Arroz Negro con Calamares

This is a black rice dish. It is basically a seafood paella in which the rice is blackened with squid ink, which can be bought in sachets. In Spain, the seafood content is often chopitos/chipirones (baby squid) but, that being more or less impossible to buy in the UK, you can do it with fresh squid cut suitably instead.

Squid is one of those ingredients that should either be cooked very little, or quite a lot; it’s the “anything in between stages” that cause people to wine, “it’s rubbery”. So, cut your squid reasonably small but not so small that it becomes unrecognisable, about 1cm strips/rings.

Planning

serves: 2
preparation time: 20 mins
cooking time: 45 mins

Ingredients

  • 500g fresh squid, whole
  • 1 medium onion, finely chopped
  • 2 cloves garlic, finely chopped
  • 1 tsp sweet smoked paprika (pimentón)
  • 3 medium tomatoes, skinned, deseeded & finely chopped
  • 150g paella rice (Bomba or Calasparra)
  • 500ml fish/seafood stock
  • 2 sachets squid ink
  • juice of ½ lemon
  • Salt & pepper

Preparing the squid. Holding each squid body in one hand and the head in the other, pull the head away. Do this over a bowl as much of the body contents will come away with the head. Put the head down while you use your fingers to remove the remaining body contents, including the translucent quill.

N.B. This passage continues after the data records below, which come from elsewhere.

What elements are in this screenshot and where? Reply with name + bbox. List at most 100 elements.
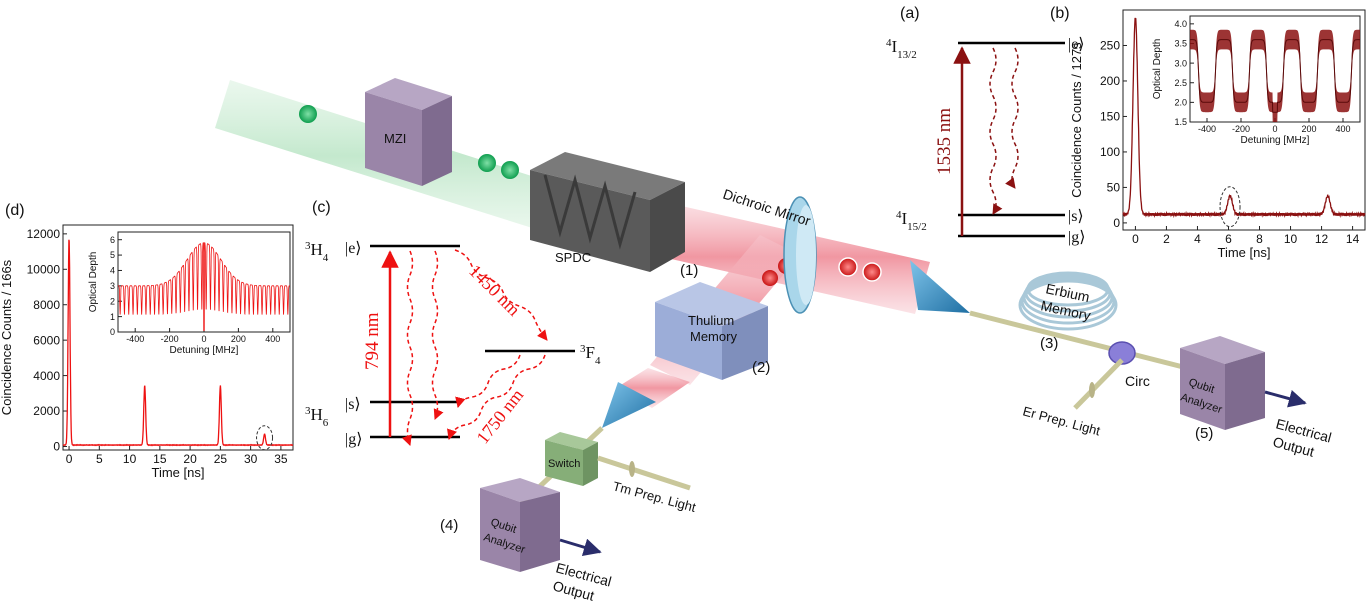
panel-label-c: (c): [312, 199, 331, 216]
y-axis-label: Optical Depth: [1152, 39, 1163, 100]
y-tick-label: 2: [110, 296, 115, 306]
y-tick-label: 0: [1113, 216, 1120, 230]
chart-b: (b) 0 2 4 6 8 10 12 14 0 50 100 150 200 250 Time [ns] C…: [1050, 5, 1366, 260]
label-1: (1): [680, 262, 698, 279]
level-h6: 3H6: [305, 405, 329, 429]
inset-band: [1190, 29, 1360, 122]
x-tick-label: 0: [201, 334, 206, 344]
decay-arrow-1750a: [455, 354, 521, 409]
green-photon: [299, 105, 317, 123]
red-photon: [838, 257, 858, 277]
level-a-upper: 4I13/2: [886, 37, 917, 61]
circulator: [1108, 341, 1136, 365]
x-tick-label: 5: [96, 452, 103, 466]
y-tick-label: 10000: [27, 262, 61, 276]
y-tick-label: 2.5: [1174, 78, 1187, 88]
panel-label-d: (d): [5, 202, 25, 219]
label-2: (2): [752, 359, 770, 376]
x-tick-label: 200: [1301, 124, 1316, 134]
x-tick-label: -200: [1232, 124, 1250, 134]
y-tick-label: 1.5: [1174, 117, 1187, 127]
y-tick-label: 2000: [33, 404, 60, 418]
fiber-erbium: [969, 310, 1196, 373]
x-tick-label: 10: [1284, 232, 1298, 246]
x-tick-label: 25: [214, 452, 228, 466]
y-tick-label: 5: [110, 250, 115, 260]
ket-e-a: |e⟩: [1068, 36, 1085, 53]
y-tick-label: 200: [1100, 74, 1120, 88]
x-tick-label: 400: [265, 334, 280, 344]
decay-arrow-1750b: [447, 354, 546, 440]
wavelength-1450: 1450 nm: [465, 261, 524, 320]
er-prep-fiber: [1073, 358, 1124, 410]
highlight-circle: [256, 425, 274, 451]
series-line: [1122, 17, 1366, 219]
ket-e-c: |e⟩: [345, 240, 362, 257]
panel-label-a: (a): [900, 5, 920, 22]
y-tick-label: 3.0: [1174, 58, 1187, 68]
wavelength-a: 1535 nm: [934, 108, 955, 175]
x-tick-label: 2: [1163, 232, 1170, 246]
decay-arrow-1450: [454, 249, 548, 341]
ket-g-a: |g⟩: [1068, 229, 1085, 246]
y-tick-label: 8000: [33, 298, 60, 312]
panel-label-b: (b): [1050, 5, 1070, 22]
y-axis-label: Coincidence Counts / 166s: [0, 259, 14, 415]
thulium-label-1: Thulium: [688, 313, 734, 328]
y-tick-label: 4.0: [1174, 19, 1187, 29]
series-line: [62, 239, 294, 447]
inset-series-line: [1190, 39, 1360, 113]
electrical-arrow-5: [1264, 390, 1307, 408]
x-tick-label: 30: [244, 452, 258, 466]
thulium-label-2: Memory: [690, 329, 737, 344]
decay-arrow-a1: [989, 47, 1003, 215]
x-axis-label: Detuning [MHz]: [1241, 135, 1310, 146]
y-tick-label: 3.5: [1174, 39, 1187, 49]
tm-prep-fiber: [597, 455, 691, 491]
x-axis-label: Time [ns]: [152, 465, 205, 480]
qubit-analyzer-5: Qubit Analyzer (5): [1179, 336, 1265, 442]
x-tick-label: 10: [123, 452, 137, 466]
x-tick-label: 200: [231, 334, 246, 344]
inset-series-line: [118, 242, 290, 331]
y-tick-label: 50: [1107, 181, 1121, 195]
x-tick-label: 15: [153, 452, 167, 466]
spdc-label: SPDC: [555, 250, 591, 265]
y-tick-label: 3: [110, 281, 115, 291]
y-tick-label: 1: [110, 312, 115, 322]
green-photon: [501, 161, 519, 179]
switch-box: Switch: [545, 432, 598, 486]
x-tick-label: 14: [1346, 232, 1360, 246]
level-h4: 3H4: [305, 240, 329, 264]
green-photon: [478, 154, 496, 172]
spdc-crystal: SPDC (1): [530, 152, 698, 279]
x-tick-label: 0: [66, 452, 73, 466]
ket-g-c: |g⟩: [345, 431, 362, 448]
ket-s-a: |s⟩: [1068, 208, 1084, 225]
label-4: (4): [440, 517, 458, 534]
erbium-memory-coil: [1018, 271, 1118, 331]
decay-arrow-c1: [401, 250, 414, 446]
electrical-arrow-4: [559, 538, 602, 556]
coupler-cone-erbium: [910, 260, 970, 313]
qubit-analyzer-4: Qubit Analyzer (4): [440, 478, 560, 572]
x-tick-label: 400: [1335, 124, 1350, 134]
y-tick-label: 0: [53, 440, 60, 454]
y-tick-label: 4000: [33, 369, 60, 383]
er-prep-label: Er Prep. Light: [1021, 403, 1102, 438]
thulium-memory: Thulium Memory (2): [655, 282, 770, 380]
highlight-circle: [1219, 186, 1241, 228]
y-tick-label: 6: [110, 235, 115, 245]
y-tick-label: 250: [1100, 39, 1120, 53]
y-tick-label: 100: [1100, 145, 1120, 159]
y-tick-label: 0: [110, 327, 115, 337]
tm-prep-lens: [629, 461, 635, 477]
mzi-label: MZI: [384, 131, 406, 146]
x-tick-label: 4: [1194, 232, 1201, 246]
label-5: (5): [1195, 425, 1213, 442]
y-tick-label: 4: [110, 266, 115, 276]
level-diagram-a: (a) 4I13/2 4I15/2 |e⟩ |s⟩ |g⟩ 1535 nm: [886, 5, 1085, 246]
y-axis-label: Optical Depth: [88, 252, 99, 313]
x-tick-label: 12: [1315, 232, 1329, 246]
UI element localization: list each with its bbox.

With your fingers, peel/rub off the purple-ish membrane on teh outside of the squid bodies. Back to the heads; cut the tentacles off immediately in front of the eyes, which you can now discard. Don’t shorten the tentacles but, if the squid are larger, divide them into 2 or 4 lengthwise as necessary for bite-sized pieces. For modest squid, slice the bodies into 1cm rings; if the squid are large slit the body to lie flat, halve it lengthwise and slice into 1cm strips.

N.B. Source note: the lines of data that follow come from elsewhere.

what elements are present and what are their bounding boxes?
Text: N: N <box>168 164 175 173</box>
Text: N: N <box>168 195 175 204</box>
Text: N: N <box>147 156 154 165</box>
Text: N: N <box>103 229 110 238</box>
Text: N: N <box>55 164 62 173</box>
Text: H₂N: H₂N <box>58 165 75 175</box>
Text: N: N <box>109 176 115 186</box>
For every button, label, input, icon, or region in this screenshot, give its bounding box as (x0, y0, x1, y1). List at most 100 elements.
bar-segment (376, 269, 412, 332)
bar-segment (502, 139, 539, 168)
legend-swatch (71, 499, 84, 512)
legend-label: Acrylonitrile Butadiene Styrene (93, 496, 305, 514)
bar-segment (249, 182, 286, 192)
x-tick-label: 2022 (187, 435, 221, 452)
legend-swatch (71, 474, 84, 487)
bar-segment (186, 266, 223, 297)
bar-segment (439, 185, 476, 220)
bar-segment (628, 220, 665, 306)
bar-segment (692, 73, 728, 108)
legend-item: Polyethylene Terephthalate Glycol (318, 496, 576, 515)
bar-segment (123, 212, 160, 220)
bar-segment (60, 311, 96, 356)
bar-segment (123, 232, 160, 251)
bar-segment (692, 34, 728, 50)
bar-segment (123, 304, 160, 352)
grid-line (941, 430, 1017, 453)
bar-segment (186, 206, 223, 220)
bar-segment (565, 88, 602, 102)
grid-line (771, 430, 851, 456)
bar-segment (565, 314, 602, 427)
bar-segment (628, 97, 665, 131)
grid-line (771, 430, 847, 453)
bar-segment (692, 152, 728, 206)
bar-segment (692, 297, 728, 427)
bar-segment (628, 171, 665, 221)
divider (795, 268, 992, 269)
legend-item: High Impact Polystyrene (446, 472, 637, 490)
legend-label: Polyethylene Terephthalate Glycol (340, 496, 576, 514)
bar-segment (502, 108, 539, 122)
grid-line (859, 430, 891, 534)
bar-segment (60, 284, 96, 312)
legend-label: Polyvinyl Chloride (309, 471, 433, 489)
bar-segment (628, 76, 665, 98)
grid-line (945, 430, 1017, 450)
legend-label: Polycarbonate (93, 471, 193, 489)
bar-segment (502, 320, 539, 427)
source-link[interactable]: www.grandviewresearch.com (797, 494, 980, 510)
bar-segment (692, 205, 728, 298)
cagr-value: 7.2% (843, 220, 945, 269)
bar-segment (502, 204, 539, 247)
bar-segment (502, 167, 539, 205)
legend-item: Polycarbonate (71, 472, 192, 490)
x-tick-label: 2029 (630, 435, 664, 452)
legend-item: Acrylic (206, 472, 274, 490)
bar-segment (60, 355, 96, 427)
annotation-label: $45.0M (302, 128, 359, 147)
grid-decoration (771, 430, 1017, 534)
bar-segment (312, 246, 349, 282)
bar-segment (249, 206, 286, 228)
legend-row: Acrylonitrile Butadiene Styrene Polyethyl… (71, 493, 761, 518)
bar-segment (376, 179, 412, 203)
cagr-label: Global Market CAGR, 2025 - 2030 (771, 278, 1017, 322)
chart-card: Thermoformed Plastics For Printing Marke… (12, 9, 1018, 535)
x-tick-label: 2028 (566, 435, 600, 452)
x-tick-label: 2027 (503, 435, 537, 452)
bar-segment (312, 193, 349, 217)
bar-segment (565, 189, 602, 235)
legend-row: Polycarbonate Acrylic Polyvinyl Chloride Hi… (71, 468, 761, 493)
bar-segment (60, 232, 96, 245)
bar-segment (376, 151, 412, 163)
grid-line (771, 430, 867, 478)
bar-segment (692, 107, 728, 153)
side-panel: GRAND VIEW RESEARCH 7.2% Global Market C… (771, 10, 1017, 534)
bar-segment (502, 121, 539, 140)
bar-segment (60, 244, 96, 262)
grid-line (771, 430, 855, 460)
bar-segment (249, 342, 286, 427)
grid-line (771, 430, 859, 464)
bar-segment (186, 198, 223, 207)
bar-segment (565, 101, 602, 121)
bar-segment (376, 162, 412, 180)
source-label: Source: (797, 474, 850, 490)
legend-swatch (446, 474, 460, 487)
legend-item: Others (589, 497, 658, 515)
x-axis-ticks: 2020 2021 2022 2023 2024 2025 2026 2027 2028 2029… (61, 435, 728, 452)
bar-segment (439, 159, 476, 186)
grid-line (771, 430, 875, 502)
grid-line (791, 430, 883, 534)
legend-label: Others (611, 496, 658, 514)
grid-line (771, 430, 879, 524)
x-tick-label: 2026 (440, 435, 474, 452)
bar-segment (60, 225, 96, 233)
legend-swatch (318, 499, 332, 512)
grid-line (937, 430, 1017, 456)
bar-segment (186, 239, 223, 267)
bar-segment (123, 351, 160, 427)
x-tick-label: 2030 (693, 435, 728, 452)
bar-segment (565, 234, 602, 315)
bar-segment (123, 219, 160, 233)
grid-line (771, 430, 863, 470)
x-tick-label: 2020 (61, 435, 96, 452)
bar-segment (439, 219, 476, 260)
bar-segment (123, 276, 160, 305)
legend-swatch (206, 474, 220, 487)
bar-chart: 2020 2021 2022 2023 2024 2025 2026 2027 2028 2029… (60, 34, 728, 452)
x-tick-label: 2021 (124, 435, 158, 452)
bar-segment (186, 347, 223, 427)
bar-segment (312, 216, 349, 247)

Now we can start cooking. To a paella or good sized skillet, add a good glug of olive oil and fry off the squid rings and tentacles over moderate heat. This is a longer cooking approach to squid so we can cook them well and brown them a little. Remove the squid onto a plate with a slotted spoon.

In the same pan, adding more olive oil if necessary – it probably will be – fry the onion and garlic over medium heat until soft and translucent. Stir in the smoked paprika and fry for a minute more. Add the chopped tomatoes and cook them down until they break up and form a mush. (Yum!)

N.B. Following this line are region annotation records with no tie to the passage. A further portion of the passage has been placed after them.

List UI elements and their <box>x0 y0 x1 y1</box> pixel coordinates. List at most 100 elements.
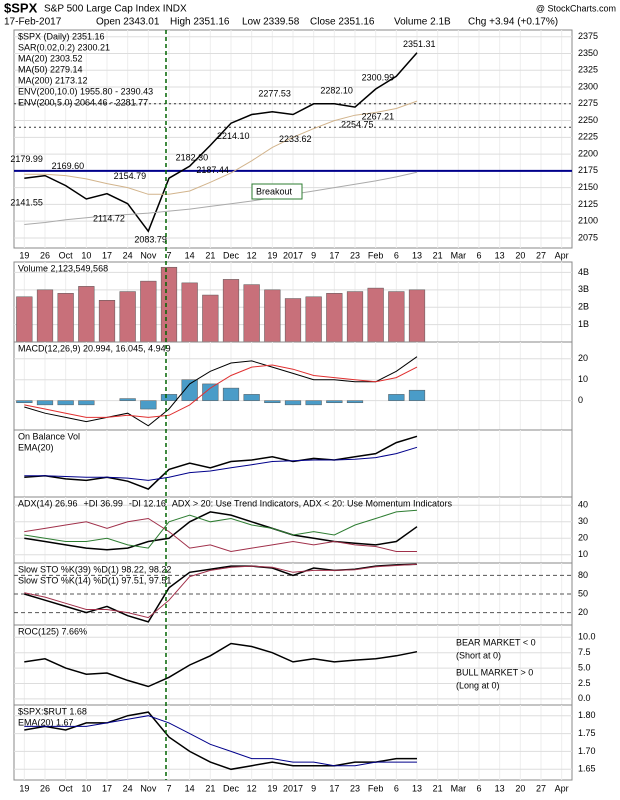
y-tick-label: 50 <box>578 588 588 598</box>
price-label: 2114.72 <box>93 214 125 224</box>
y-tick-label: 2325 <box>578 65 598 75</box>
x-tick-label: 21 <box>433 250 443 260</box>
y-tick-label: 4B <box>578 267 589 277</box>
x-tick-label: 14 <box>185 783 195 793</box>
price-label: 2182.30 <box>176 152 209 162</box>
bar <box>388 291 405 343</box>
bar <box>160 266 178 343</box>
series-line <box>24 356 418 427</box>
bar <box>388 394 405 401</box>
series-line <box>24 517 417 553</box>
series-line <box>24 100 418 195</box>
y-tick-label: 2.5 <box>578 678 591 688</box>
y-tick-label: 10 <box>578 374 588 384</box>
x-tick-label: 10 <box>81 250 91 260</box>
volume: Volume 2.1B <box>394 17 451 28</box>
x-tick-label: 10 <box>81 783 91 793</box>
x-tick-label: 20 <box>515 250 525 260</box>
y-tick-label: 2225 <box>578 132 598 142</box>
brand: @ StockCharts.com <box>536 3 616 13</box>
x-tick-label: 17 <box>102 783 112 793</box>
price-label: 2300.99 <box>362 73 395 83</box>
bar <box>222 279 240 343</box>
x-tick-label: 21 <box>433 783 443 793</box>
bar <box>264 289 281 343</box>
x-tick-label: 19 <box>267 783 277 793</box>
series-line <box>24 435 418 490</box>
bar <box>36 289 54 343</box>
bar <box>202 383 219 401</box>
y-tick-label: 20 <box>578 353 588 363</box>
x-tick-label: 17 <box>329 250 339 260</box>
bar <box>119 398 136 401</box>
bar <box>36 400 54 406</box>
legend-entry: MA(20) 2303.52 <box>18 53 83 63</box>
bar <box>16 400 33 404</box>
x-tick-label: 27 <box>536 250 546 260</box>
bar <box>305 296 322 343</box>
y-tick-label: 0 <box>578 395 583 405</box>
y-tick-label: 2275 <box>578 98 598 108</box>
index-name: S&P 500 Large Cap Index INDX <box>44 4 187 15</box>
bar <box>305 400 322 406</box>
price-label: 2187.44 <box>196 165 229 175</box>
y-tick-label: 2175 <box>578 165 598 175</box>
x-tick-label: 21 <box>205 783 215 793</box>
legend-entry: MA(50) 2279.14 <box>18 64 83 74</box>
x-tick-label: 17 <box>102 250 112 260</box>
y-tick-label: 2100 <box>578 216 598 226</box>
x-tick-label: 12 <box>247 783 257 793</box>
price-label: 2083.79 <box>134 234 167 244</box>
x-tick-label: 23 <box>350 783 360 793</box>
y-tick-label: 20 <box>578 607 588 617</box>
bar <box>140 280 157 343</box>
bar <box>181 379 198 401</box>
y-tick-label: 1.70 <box>578 746 596 756</box>
price-label: 2233.62 <box>279 134 312 144</box>
price-label: 2254.75 <box>341 120 374 130</box>
price-label: 2267.21 <box>362 111 395 121</box>
y-tick-label: 2300 <box>578 81 598 91</box>
legend-entry: MA(200) 2173.12 <box>18 75 88 85</box>
y-tick-label: 1.65 <box>578 764 596 774</box>
series-line <box>24 364 418 418</box>
x-tick-label: Apr <box>555 250 569 260</box>
legend-entry: ROC(125) 7.66% <box>18 626 87 636</box>
x-tick-label: 7 <box>166 783 171 793</box>
price-label: 2282.10 <box>320 85 353 95</box>
bar <box>326 293 343 343</box>
x-tick-label: 9 <box>311 250 316 260</box>
x-tick-label: 14 <box>185 250 195 260</box>
price-label: 2214.10 <box>217 131 250 141</box>
x-tick-label: Apr <box>555 783 569 793</box>
y-tick-label: 2350 <box>578 48 598 58</box>
x-tick-label: 13 <box>412 250 422 260</box>
market-note: (Short at 0) <box>456 650 501 660</box>
x-tick-label: 26 <box>40 250 50 260</box>
change: Chg +3.94 (+0.17%) <box>468 17 558 28</box>
high: High 2351.16 <box>170 17 230 28</box>
price-label: 2277.53 <box>258 88 291 98</box>
bar <box>78 286 95 343</box>
legend-entry: SAR(0.02,0.2) 2300.21 <box>18 42 110 52</box>
series-line <box>24 52 418 233</box>
legend-entry: $SPX (Daily) 2351.16 <box>18 31 105 41</box>
bar <box>346 400 364 404</box>
bar <box>367 287 384 343</box>
bar <box>98 300 116 343</box>
x-tick-label: 13 <box>495 783 505 793</box>
series-line <box>24 711 417 771</box>
bar <box>243 394 260 401</box>
legend-entry: On Balance Vol <box>18 431 80 441</box>
price-label: 2351.31 <box>403 39 436 49</box>
legend-entry: Slow STO %K(14) %D(1) 97.51, 97.51 <box>18 575 171 585</box>
y-tick-label: 1.75 <box>578 728 596 738</box>
x-tick-label: 2017 <box>283 250 303 260</box>
x-tick-label: 6 <box>476 783 481 793</box>
series-line <box>24 715 417 767</box>
low: Low 2339.58 <box>242 17 300 28</box>
x-tick-label: Oct <box>59 783 74 793</box>
x-tick-label: 19 <box>19 783 29 793</box>
bar <box>243 284 260 343</box>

Now lower the heat and stir in the rice. Cook gently for a couple of minutes to allow the rice to absorb some of the flavours and oil. Return the squid to the pan before adding the stock and ink mixture, together with the citrus juice. Hopefully, you are using home made stock. If so, season well with salt and pepper. If you are using anything else, one of the stock jellies, say, it is probably already seasoned so be careful about adding more. Increase the heat to moderate again and bring the liquid to the boil. Cook reasonably briskly for about 5 minutes before lowering the heat and simmering gently for 20 more minutes or until the rice is cooked.

The trick with paellas is to time the cooking such that all the liquid is absorbed by the rice just as the rice is cooked. If your pan is much wider than your burner/heat source, it helps to move the pan around on the burner as you cook it, say 5 mins in each of four positions. The rice should not be wet. The Spanish like a toasted bottom to the rice in their paellas so you can have a go at that. They also generally use a gas burner whose diameter is matched to the pan.

It is suggested that this is served from the pan with garlic mayonnaise (alioli), either dolloped in the middle of the dish or as a side accompaniment. A little green salad wouldn’ go amiss, either.